Audrey Mattis is the founder of the Audrey Mattis Chorale, the gospel choir simultaneously lifting and soothing the crowd at Albert’s Schloss on Sunday afternoons.
Originally from Birmingham, Audrey provided backing vocals to 1988’s Labi Siffre’s Something Inside So Strong, and only last year appeared on Glastonbury’s Pyramid Stage alongside the Hacienda Classical.
“We’d been doing festivals for a while, but hadn’t done one as big as that. It was huge,” she says.
The mum-of-two, who moved to Manchester 20 years ago, now combines her choral work and TV appearances on the likes of Songs of Praise with teaching at the Royal Northern College of Music.
We caught up with Audrey to talk music, memorable moments and making Manchester home.
Was music important to you growing up?
Yeah, I think it was. It was important to everyone I knew growing up. We were just very musical people and the school I went to had a great music department. I started my first choir when I was eight in primary school, apparently.
When did you form your Audrey Mattis Chorale?
In 1993. It started as a project for one of my modules when I studied at Birmingham Conservatoire. I went as a mature student. Prior to that, I was an accountant. I was called ‘the singing accountant’ because I was always taking my leave to go and do different musical things. I’d sing at work too, but then I sing all the time. It’s the first thing I do in the morning.
When did you start singing at Albert’s Schloss?
It’ll be two years in October. Sometimes we start at 2pm and it can be pretty quiet and other times really hectic, you can’t tell what it’s going to be like. But by and large, halfway through the second set, people will be dancing. Generally, people are very attentive. There’s never a point where we think, ‘Oh my god, they’re talking so much and so loud we can’t hear ourselves’. Sometimes we’re booked for events and we’re just background noise. It doesn’t affect us. We just do what we do.
What do you enjoy most about performing?
Just seeing the end result of the preparation really and its impact. We get that first buzz and then see how that ripples across into the audience. I love the recognition of certain tracks, people mouthing the songs or looking at their partners and joining in in their own way.
Do you ever get nervous before you perform?
Nah, I get an adrenalin rush. I’m like, ‘Let me do this!’ I don’t like heights so I don’t do anything crazy, but I love performing.
Anything ever gone awry during a performance?
I’m not telling you about the ones that go awry! No, nobody falls over, nobody gets drunk. We all forget words now and again so we’ll make up lyrics and have a laugh about that. It’s usually people getting drunk at parties and weddings and how they’re responding or reacting to what we’re doing that makes us laugh. We’re like, ‘how do you end up doing press-ups to a group of gospel singers singing Oh Happy Day?’

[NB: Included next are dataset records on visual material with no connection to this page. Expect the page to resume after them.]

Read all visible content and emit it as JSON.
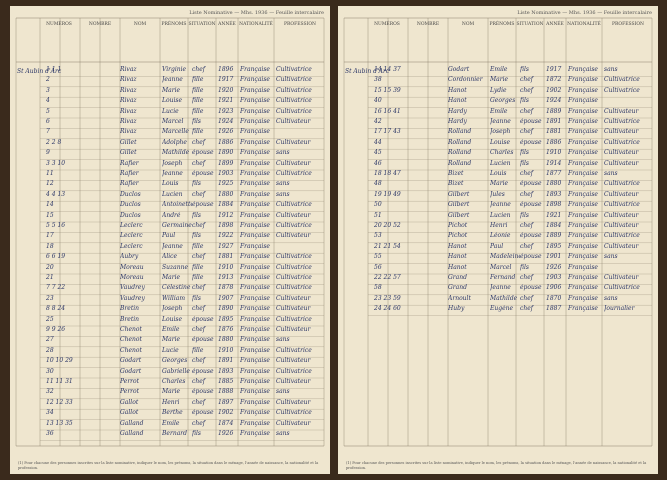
{
  "pages": [
    {
      "header": "Liste Nominative — Mhs. 1936 — Feuille intercalaire",
      "columns": [
        "NUMÉROS",
        "NOMBRE",
        "NOM",
        "PRÉNOMS",
        "SITUATION",
        "ANNÉE",
        "NATIONALITÉ",
        "PROFESSION"
      ],
      "street": "St Aubin d'Arc",
      "rows": [
        [
          "1 1 1",
          "Rivaz",
          "Virginie",
          "chef",
          "1896",
          "Française",
          "Cultivatrice"
        ],
        [
          "2",
          "Rivaz",
          "Jeanne",
          "fille",
          "1917",
          "Française",
          "Cultivatrice"
        ],
        [
          "3",
          "Rivaz",
          "Marie",
          "fille",
          "1920",
          "Française",
          "Cultivatrice"
        ],
        [
          "4",
          "Rivaz",
          "Louise",
          "fille",
          "1921",
          "Française",
          "Cultivatrice"
        ],
        [
          "5",
          "Rivaz",
          "Lucie",
          "fille",
          "1923",
          "Française",
          "Cultivatrice"
        ],
        [
          "6",
          "Rivaz",
          "Marcel",
          "fils",
          "1924",
          "Française",
          "Cultivateur"
        ],
        [
          "7",
          "Rivaz",
          "Marcelle",
          "fille",
          "1926",
          "Française",
          null
        ],
        [
          "2 2 8",
          "Gillet",
          "Adolphe",
          "chef",
          "1886",
          "Française",
          "Cultivateur"
        ],
        [
          "9",
          "Gillet",
          "Mathilde",
          "épouse",
          "1890",
          "Française",
          "sans"
        ],
        [
          "3 3 10",
          "Rafier",
          "Joseph",
          "chef",
          "1899",
          "Française",
          "Cultivateur"
        ],
        [
          "11",
          "Rafier",
          "Jeanne",
          "épouse",
          "1903",
          "Française",
          "Cultivatrice"
        ],
        [
          "12",
          "Rafier",
          "Louis",
          "fils",
          "1925",
          "Française",
          "sans"
        ],
        [
          "4 4 13",
          "Duclos",
          "Lucien",
          "chef",
          "1880",
          "Française",
          "sans"
        ],
        [
          "14",
          "Duclos",
          "Antoinette",
          "épouse",
          "1884",
          "Française",
          "Cultivatrice"
        ],
        [
          "15",
          "Duclos",
          "André",
          "fils",
          "1912",
          "Française",
          "Cultivateur"
        ],
        [
          "5 5 16",
          "Leclerc",
          "Germaine",
          "chef",
          "1898",
          "Française",
          "Cultivatrice"
        ],
        [
          "17",
          "Leclerc",
          "Paul",
          "fils",
          "1922",
          "Française",
          "Cultivateur"
        ],
        [
          "18",
          "Leclerc",
          "Jeanne",
          "fille",
          "1927",
          "Française",
          null
        ],
        [
          "6 6 19",
          "Aubry",
          "Alice",
          "chef",
          "1881",
          "Française",
          "Cultivatrice"
        ],
        [
          "20",
          "Moreau",
          "Suzanne",
          "fille",
          "1910",
          "Française",
          "Cultivatrice"
        ],
        [
          "21",
          "Moreau",
          "Marie",
          "fille",
          "1913",
          "Française",
          "Cultivatrice"
        ],
        [
          "7 7 22",
          "Vaudrey",
          "Célestine",
          "chef",
          "1878",
          "Française",
          "Cultivatrice"
        ],
        [
          "23",
          "Vaudrey",
          "William",
          "fils",
          "1907",
          "Française",
          "Cultivateur"
        ],
        [
          "8 8 24",
          "Bretin",
          "Joseph",
          "chef",
          "1890",
          "Française",
          "Cultivateur"
        ],
        [
          "25",
          "Bretin",
          "Louise",
          "épouse",
          "1895",
          "Française",
          "Cultivatrice"
        ],
        [
          "9 9 26",
          "Chenot",
          "Emile",
          "chef",
          "1876",
          "Française",
          "Cultivateur"
        ],
        [
          "27",
          "Chenot",
          "Marie",
          "épouse",
          "1880",
          "Française",
          "sans"
        ],
        [
          "28",
          "Chenot",
          "Lucie",
          "fille",
          "1910",
          "Française",
          "Cultivatrice"
        ],
        [
          "10 10 29",
          "Godart",
          "Georges",
          "chef",
          "1891",
          "Française",
          "Cultivateur"
        ],
        [
          "30",
          "Godart",
          "Gabrielle",
          "épouse",
          "1893",
          "Française",
          "Cultivatrice"
        ],
        [
          "11 11 31",
          "Perrot",
          "Charles",
          "chef",
          "1885",
          "Française",
          "Cultivateur"
        ],
        [
          "32",
          "Perrot",
          "Marie",
          "épouse",
          "1888",
          "Française",
          "sans"
        ],
        [
          "12 12 33",
          "Gallot",
          "Henri",
          "chef",
          "1897",
          "Française",
          "Cultivateur"
        ],
        [
          "34",
          "Gallot",
          "Berthe",
          "épouse",
          "1902",
          "Française",
          "Cultivatrice"
        ],
        [
          "13 13 35",
          "Galland",
          "Emile",
          "chef",
          "1874",
          "Française",
          "Cultivateur"
        ],
        [
          "36",
          "Galland",
          "Bernard",
          "fils",
          "1926",
          "Française",
          "sans"
        ]
      ],
      "footnote": "(1) Pour chacune des personnes inscrites sur la liste nominative, indiquer le nom, les prénoms, la situation dans le ménage, l'année de naissance, la nationalité et la profession."
    },
    {
      "header": "Liste Nominative — Mhs. 1936 — Feuille intercalaire",
      "columns": [
        "NUMÉROS",
        "NOMBRE",
        "NOM",
        "PRÉNOMS",
        "SITUATION",
        "ANNÉE",
        "NATIONALITÉ",
        "PROFESSION"
      ],
      "street": "St Aubin d'Arc",
      "rows": [
        [
          "14 14 37",
          "Godart",
          "Emile",
          "fils",
          "1917",
          "Française",
          "sans"
        ],
        [
          "38",
          "Cordonnier",
          "Marie",
          "chef",
          "1872",
          "Française",
          "Cultivatrice"
        ],
        [
          "15 15 39",
          "Hanot",
          "Lydie",
          "chef",
          "1902",
          "Française",
          "Cultivatrice"
        ],
        [
          "40",
          "Hanot",
          "Georges",
          "fils",
          "1924",
          "Française",
          null
        ],
        [
          "16 16 41",
          "Hardy",
          "Emile",
          "chef",
          "1889",
          "Française",
          "Cultivateur"
        ],
        [
          "42",
          "Hardy",
          "Jeanne",
          "épouse",
          "1891",
          "Française",
          "Cultivatrice"
        ],
        [
          "17 17 43",
          "Rolland",
          "Joseph",
          "chef",
          "1881",
          "Française",
          "Cultivateur"
        ],
        [
          "44",
          "Rolland",
          "Louise",
          "épouse",
          "1886",
          "Française",
          "Cultivatrice"
        ],
        [
          "45",
          "Rolland",
          "Charles",
          "fils",
          "1910",
          "Française",
          "Cultivateur"
        ],
        [
          "46",
          "Rolland",
          "Lucien",
          "fils",
          "1914",
          "Française",
          "Cultivateur"
        ],
        [
          "18 18 47",
          "Bizet",
          "Louis",
          "chef",
          "1877",
          "Française",
          "sans"
        ],
        [
          "48",
          "Bizet",
          "Marie",
          "épouse",
          "1880",
          "Française",
          "Cultivatrice"
        ],
        [
          "19 19 49",
          "Gilbert",
          "Jules",
          "chef",
          "1893",
          "Française",
          "Cultivateur"
        ],
        [
          "50",
          "Gilbert",
          "Jeanne",
          "épouse",
          "1898",
          "Française",
          "Cultivatrice"
        ],
        [
          "51",
          "Gilbert",
          "Lucien",
          "fils",
          "1921",
          "Française",
          "Cultivateur"
        ],
        [
          "20 20 52",
          "Pichot",
          "Henri",
          "chef",
          "1884",
          "Française",
          "Cultivateur"
        ],
        [
          "53",
          "Pichot",
          "Léonie",
          "épouse",
          "1889",
          "Française",
          "Cultivatrice"
        ],
        [
          "21 21 54",
          "Hanot",
          "Paul",
          "chef",
          "1895",
          "Française",
          "Cultivateur"
        ],
        [
          "55",
          "Hanot",
          "Madeleine",
          "épouse",
          "1901",
          "Française",
          "sans"
        ],
        [
          "56",
          "Hanot",
          "Marcel",
          "fils",
          "1926",
          "Française",
          null
        ],
        [
          "22 22 57",
          "Grand",
          "Fernand",
          "chef",
          "1903",
          "Française",
          "Cultivateur"
        ],
        [
          "58",
          "Grand",
          "Jeanne",
          "épouse",
          "1906",
          "Française",
          "Cultivatrice"
        ],
        [
          "23 23 59",
          "Arnoult",
          "Mathilde",
          "chef",
          "1870",
          "Française",
          "sans"
        ],
        [
          "24 24 60",
          "Huby",
          "Eugène",
          "chef",
          "1887",
          "Française",
          "Journalier"
        ]
      ],
      "footnote": "(1) Pour chacune des personnes inscrites sur la liste nominative, indiquer le nom, les prénoms, la situation dans le ménage, l'année de naissance, la nationalité et la profession."
    }
  ]
}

Have you noticed choirs are growing in popularity?
We’re here, we’ve always been here. We just go in and out of fashion. It certainly helps when royalty decides to have a gospel choir at their church ceremony, and a TV programme will come on all about choirs. It raises the profile.
Do you think music’s still intrinsic to Manchester?
Yeah, Manchester’s a city where you can make music and find it as well. A lot of the students who come and study music, stay.
What else do you love about the city?
It’s very green – and there’s space. I was walking back from a meeting today along Princess Street at about 5pm. There were a lot of people on the streets but it didn’t feel cramped.
What are your favourite Manchester hangouts?
My favourite eating place is The Chorlton Eatery. They do a great all-day breakfast. And my favourite music venue is a jazz club called The Cinnamon Club in Altrincham. It’s an old, quaint Edwardian place and just really cool. And I love HOME. I’ll just go there and watch a film or have a bit of food or just sit.